Since the adoption of the 2030 Agenda and the Paris Agreement in 2015, researchers and practitioners have emphasized the need for policy coherence in implementing both together,
to ensure that progress can be made on climate and development goals concurrently. To date, however, much of the research on Sustainable Development Goal (SDG) interactions has focused instead on identifying synergies and trade-offs among specific SDG sectors or geographic locations, and not across the two agendas globally.
We aim to fill this gap by providing a global-level analysis of how adding a boundary condition of a 1.5°C climate target impacts synergies and trade-offs among specific SDG targets.

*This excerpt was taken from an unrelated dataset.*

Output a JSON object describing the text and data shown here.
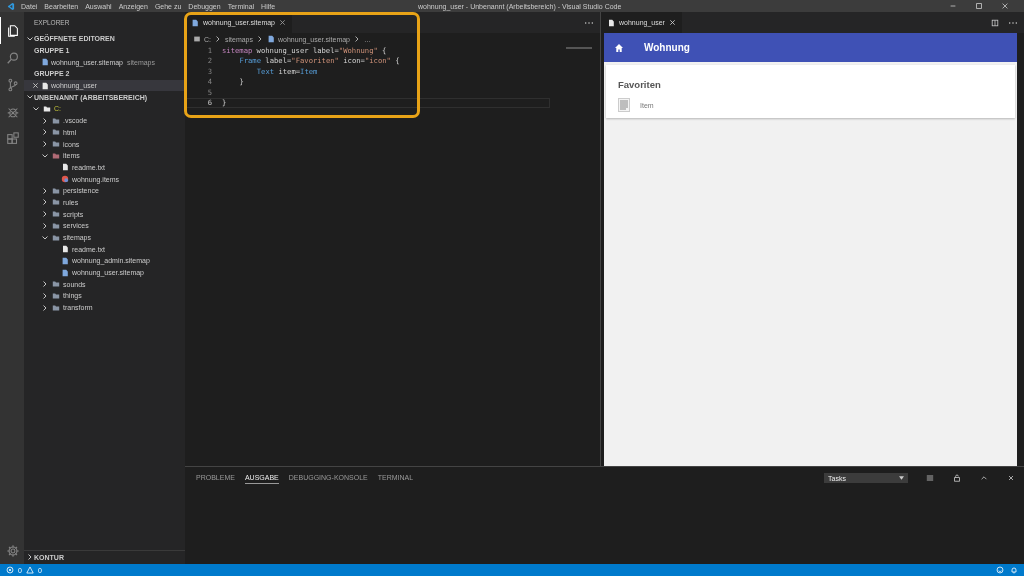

Utilizing a cross-impact matrix based on experts’ perceptions, we provide a global picture of whether progress on key development goals can be made while reducing emissions. We also identify SDG targets that conflict with each other when being implemented in a context that requires a reduction in climate-changing emissions.
Overall, however, we find that interactions between key SDG targets are synergetic at the global level when pursuing efforts to limit the temperature increase to 1.5°C. Our findings indicate two objectives are most beneficial for making progress on all other targets: making progress on mobilizing climate finance and Official Development Assistance (ODA) and mainstreaming climate change into national policy.
In addition, our findings show that broad achievement of the SDG targets in tandem with staying within 1.5°C of warming would have a strong positive influence on reducing inequality, vulnerability and poverty while increasing resilience and adaptive capacity globally. While the implication of our findings is that there are strong synergies between the 2030 Agenda and the Paris Agreement, more research is necessary to explore how these synergies are enforced in practice and whether trade-offs and goal conflicts manifest in different forms.